Tuesday, March 16, 2021

Putin’s New Authoritarianism Existential Threat to Russia and the West, Skobov Says

Paul Goble

            Staunton, March 14 – In a four-part essay, Russian commentator Aleksandr Skobov says that Vladimir Putin’s new authoritarianism reflects both worldwide trends and specific Russian realities and represents a far more dangerous threat to Russia and the West than many imagine because it is fundamentally different from the authoritarianisms of the past it is often viewed as.

            He argues that the Russian opposition and the West must overcome their misconceptions about Putin’s neo-authoritarianism, stop assuming economic change will necessarily lead to political liberalization and overthrow Putinism before it can do any more damage (kasparov.ru/material.php?id=604749D279786, kasparov.ru/material.php?id=60489EB29AC1E, kasparov.ru/material.php?id=6049FABF40E06 and kasparov.ru/material.php?id=604B46DFA5C91).
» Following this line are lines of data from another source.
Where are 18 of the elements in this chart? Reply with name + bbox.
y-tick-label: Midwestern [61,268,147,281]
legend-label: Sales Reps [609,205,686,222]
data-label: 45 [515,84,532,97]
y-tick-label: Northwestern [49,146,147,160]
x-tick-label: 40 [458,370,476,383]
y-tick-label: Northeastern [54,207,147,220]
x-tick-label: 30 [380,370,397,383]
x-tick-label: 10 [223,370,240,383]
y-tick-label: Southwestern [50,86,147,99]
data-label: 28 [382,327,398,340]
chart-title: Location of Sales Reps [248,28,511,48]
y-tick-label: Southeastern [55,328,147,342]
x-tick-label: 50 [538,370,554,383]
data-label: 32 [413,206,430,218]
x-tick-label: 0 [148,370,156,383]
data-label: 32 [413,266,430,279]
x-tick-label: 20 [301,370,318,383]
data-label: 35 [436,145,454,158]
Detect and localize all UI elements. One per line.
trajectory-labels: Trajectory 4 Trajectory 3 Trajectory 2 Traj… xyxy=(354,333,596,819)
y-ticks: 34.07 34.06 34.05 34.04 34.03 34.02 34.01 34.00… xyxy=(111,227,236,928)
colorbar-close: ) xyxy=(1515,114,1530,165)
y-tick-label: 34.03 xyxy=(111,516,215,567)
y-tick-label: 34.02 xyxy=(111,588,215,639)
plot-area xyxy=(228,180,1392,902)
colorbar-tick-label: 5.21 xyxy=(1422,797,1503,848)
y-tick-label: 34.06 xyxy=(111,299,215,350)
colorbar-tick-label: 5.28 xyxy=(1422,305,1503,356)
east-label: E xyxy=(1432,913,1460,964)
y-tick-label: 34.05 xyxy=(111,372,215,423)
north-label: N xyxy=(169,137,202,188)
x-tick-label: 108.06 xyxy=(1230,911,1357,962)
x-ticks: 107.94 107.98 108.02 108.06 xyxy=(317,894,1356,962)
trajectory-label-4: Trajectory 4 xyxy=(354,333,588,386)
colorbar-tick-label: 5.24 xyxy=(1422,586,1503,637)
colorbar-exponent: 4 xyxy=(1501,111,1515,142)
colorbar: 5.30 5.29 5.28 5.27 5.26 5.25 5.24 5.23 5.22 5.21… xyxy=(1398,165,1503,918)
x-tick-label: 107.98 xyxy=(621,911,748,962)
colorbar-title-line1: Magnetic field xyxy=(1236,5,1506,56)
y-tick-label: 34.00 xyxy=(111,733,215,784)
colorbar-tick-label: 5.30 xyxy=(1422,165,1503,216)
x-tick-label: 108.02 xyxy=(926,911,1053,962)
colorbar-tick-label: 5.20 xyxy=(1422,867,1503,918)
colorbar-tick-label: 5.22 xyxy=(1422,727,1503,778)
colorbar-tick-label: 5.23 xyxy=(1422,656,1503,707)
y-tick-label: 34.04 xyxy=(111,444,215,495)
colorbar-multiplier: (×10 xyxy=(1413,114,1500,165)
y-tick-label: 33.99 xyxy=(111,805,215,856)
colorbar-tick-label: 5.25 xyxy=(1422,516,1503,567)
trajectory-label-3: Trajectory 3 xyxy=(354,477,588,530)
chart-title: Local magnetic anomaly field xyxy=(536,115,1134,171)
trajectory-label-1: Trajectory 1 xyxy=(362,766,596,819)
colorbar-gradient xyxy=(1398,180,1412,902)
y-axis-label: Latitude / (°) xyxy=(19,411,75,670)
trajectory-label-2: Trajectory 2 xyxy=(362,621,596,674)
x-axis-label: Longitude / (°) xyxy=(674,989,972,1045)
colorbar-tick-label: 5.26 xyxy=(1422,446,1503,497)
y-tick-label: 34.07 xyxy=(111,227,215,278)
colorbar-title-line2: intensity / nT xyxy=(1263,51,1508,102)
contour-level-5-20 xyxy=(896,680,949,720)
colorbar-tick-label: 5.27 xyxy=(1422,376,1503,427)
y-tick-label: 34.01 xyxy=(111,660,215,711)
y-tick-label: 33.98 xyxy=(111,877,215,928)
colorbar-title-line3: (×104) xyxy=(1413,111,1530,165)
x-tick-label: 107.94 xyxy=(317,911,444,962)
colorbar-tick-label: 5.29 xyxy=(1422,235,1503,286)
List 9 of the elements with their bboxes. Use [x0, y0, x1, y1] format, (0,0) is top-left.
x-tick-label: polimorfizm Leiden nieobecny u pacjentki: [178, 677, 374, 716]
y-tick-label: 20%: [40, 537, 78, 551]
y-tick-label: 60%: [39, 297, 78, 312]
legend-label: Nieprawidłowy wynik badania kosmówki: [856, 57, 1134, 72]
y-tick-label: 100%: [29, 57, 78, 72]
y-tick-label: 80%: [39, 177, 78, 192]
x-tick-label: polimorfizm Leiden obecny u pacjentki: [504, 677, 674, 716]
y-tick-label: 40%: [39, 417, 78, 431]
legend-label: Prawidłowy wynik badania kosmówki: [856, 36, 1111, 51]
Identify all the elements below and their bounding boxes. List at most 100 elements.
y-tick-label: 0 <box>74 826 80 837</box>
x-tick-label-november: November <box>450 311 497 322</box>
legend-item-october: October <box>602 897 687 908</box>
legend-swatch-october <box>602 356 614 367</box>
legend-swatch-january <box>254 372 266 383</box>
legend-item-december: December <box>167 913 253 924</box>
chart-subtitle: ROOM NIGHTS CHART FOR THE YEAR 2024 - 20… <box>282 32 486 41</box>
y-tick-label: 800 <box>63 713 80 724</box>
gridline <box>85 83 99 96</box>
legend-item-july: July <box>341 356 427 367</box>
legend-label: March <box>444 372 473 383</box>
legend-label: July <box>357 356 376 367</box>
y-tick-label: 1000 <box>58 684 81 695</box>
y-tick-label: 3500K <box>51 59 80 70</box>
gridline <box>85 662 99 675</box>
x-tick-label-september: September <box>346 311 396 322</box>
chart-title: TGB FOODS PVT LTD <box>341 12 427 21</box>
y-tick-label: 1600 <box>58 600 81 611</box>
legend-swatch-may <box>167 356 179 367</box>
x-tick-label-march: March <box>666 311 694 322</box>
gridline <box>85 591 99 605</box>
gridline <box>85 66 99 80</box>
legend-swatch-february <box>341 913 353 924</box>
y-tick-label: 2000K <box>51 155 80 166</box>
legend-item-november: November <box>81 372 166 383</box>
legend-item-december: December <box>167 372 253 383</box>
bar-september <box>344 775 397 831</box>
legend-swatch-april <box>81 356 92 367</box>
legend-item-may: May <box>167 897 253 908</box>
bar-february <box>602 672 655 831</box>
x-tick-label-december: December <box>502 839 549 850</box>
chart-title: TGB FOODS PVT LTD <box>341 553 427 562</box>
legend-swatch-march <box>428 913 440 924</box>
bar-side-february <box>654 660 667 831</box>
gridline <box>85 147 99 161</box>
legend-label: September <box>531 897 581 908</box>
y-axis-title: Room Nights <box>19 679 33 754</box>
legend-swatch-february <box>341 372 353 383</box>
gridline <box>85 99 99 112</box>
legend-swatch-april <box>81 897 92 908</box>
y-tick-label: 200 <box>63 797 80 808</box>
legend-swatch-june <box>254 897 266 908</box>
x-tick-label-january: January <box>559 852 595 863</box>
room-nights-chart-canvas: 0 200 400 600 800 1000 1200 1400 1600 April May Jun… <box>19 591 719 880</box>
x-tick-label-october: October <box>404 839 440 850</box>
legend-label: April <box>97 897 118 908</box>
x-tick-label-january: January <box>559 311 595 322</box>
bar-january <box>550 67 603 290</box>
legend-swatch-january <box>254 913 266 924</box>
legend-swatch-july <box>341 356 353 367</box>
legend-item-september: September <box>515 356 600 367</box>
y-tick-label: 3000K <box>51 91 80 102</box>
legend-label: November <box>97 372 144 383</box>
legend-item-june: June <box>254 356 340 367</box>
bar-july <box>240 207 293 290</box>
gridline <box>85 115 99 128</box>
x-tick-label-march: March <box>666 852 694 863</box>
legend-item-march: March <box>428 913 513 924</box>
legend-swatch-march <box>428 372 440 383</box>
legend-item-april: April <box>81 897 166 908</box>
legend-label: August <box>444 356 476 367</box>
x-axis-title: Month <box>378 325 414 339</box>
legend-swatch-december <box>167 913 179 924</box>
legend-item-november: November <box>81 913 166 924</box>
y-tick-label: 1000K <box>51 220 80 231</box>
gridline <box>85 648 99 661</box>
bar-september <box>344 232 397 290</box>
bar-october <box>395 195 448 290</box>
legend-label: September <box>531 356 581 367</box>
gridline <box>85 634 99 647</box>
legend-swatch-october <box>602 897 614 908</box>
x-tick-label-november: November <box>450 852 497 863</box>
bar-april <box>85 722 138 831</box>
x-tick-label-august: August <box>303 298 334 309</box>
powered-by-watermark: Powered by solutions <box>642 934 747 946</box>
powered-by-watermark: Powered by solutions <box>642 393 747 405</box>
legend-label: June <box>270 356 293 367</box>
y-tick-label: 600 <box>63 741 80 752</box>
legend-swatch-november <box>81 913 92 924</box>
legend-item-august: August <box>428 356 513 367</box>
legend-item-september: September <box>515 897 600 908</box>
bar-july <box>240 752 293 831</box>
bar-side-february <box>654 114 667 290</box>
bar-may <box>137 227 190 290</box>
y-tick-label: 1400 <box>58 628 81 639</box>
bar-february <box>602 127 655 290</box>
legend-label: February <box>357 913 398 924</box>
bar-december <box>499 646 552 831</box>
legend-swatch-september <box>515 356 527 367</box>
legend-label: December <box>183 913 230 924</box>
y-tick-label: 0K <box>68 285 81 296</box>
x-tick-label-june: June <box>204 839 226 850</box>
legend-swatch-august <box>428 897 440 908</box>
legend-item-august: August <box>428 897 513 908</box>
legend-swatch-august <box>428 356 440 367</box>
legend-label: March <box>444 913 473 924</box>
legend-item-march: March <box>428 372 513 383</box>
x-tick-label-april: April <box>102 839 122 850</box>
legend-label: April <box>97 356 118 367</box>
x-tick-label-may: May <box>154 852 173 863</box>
            “Among Russian liberals,” Skobov says, “the notion that the Putin regime is a certain ‘backward authoritarianism’ is still widespread,” something that leads them to conclude that with economic development, Russia will finally overcome the Soviet past and become “’a normal’ liberal democracy.” But both these views are “deeply mistaken.”

            On the one hand, a totalitarian heritage does not necessarily make authoritarianism inevitable as the cases of Bulgaria and Romania show; and on the other, the liberals forget that Russia before 1917 and the Soviet Union at its end were comparable in many ways as far as economic development is concerned with the West but did not become democracies as a result.

            “The Putin system was established not by old pre-industrial elites … it was created by new elites of post-industrial society and arose on the basis of a post-industrial society as a result of the contradictions inherent in such societies,” the Russian commentator continues. “The Putin system is a form of ‘authoritarian capitalism’ and as such competitive with the liberal variety.

            “The new post-industrial authoritarianism” not just in Russia but especially there is “a revolt against the modernization that has already taken place. To a significant degree, is is based on the anti-modernist attitudes of those strata which achieved quite high status in the industrial era but have lost it in the course of the post-industrial transition.”

            Those who back “’the new authoritarianism” oppose what modernity did. It limited “the diktat of the state, society and small groups” over the individual. But those who support the new authoritarians believe that “these limitations have become too numerous.” They reject them in the name of freedom for those with the power to take it.

            “In their crusade against ‘the religion of human rights,” Skobov says, “they raise their banner of ‘freedom,’ freedom from limits on force and cruelty and freedom from limits on the struggle for domination. They thus appeal to primordial instincts and to the archaic.” The only way they can achieve their goals is by pursuing ever more totalitarian methods.

            And that means that the Putin regime won’t move to overcome “the survivals of authoritarianism” but rather in the direction of the imposition of ever more “totalitarian” controls. Indeed, “it is already moving in that direction.” Its supporters believe they must do whatever benefits them no matter how much it harms others at home or abroad.

            To counter this regime, Russians must organize a resistance in alliance with the West to overthrow Putin and Putinism. That won’t be easy, but it is absolutely necessary because otherwise neo-authoritarianism will not only continue but spread, metastasizing not only inside Russia but across the globe.

            Skobov’s conclusions rests on a close analysis of the development of the Russian economy over the last century, the critical role that the automization of society under communist rule played in creating a class of people interested in promoting themselves regardless of consequences for others, and the fundamental stability of such neo-authoritarianism.

            In this new society, he argues, the country has enough resources to offer everyone “not only bread but circuses,” something that reduces among the population any desire to go into the streets to resist the oppression it increasingly suffers from, especially as structures like parties and values expressed in ideologies have withered under post-industrial conditions.

            It is true, Skobov acknowledges, that the new information society gives people greater chances to promote themselves but largely as individuals rather than as members of groups. And he warns that there is no guarantee that those who will learn how to use such technologies first be they in the state or outside it will be committed to liberal values.

            Democratic institutions everywhere are thus under assault, he says; but those in the West have “a very large reserve of firmness.” Those in Russia don’t; and so expecting Russia to withstand them is a fool’s errand, one that means many will expect a better future that won’t arrive unless they work to overthrow Putin and Putinism.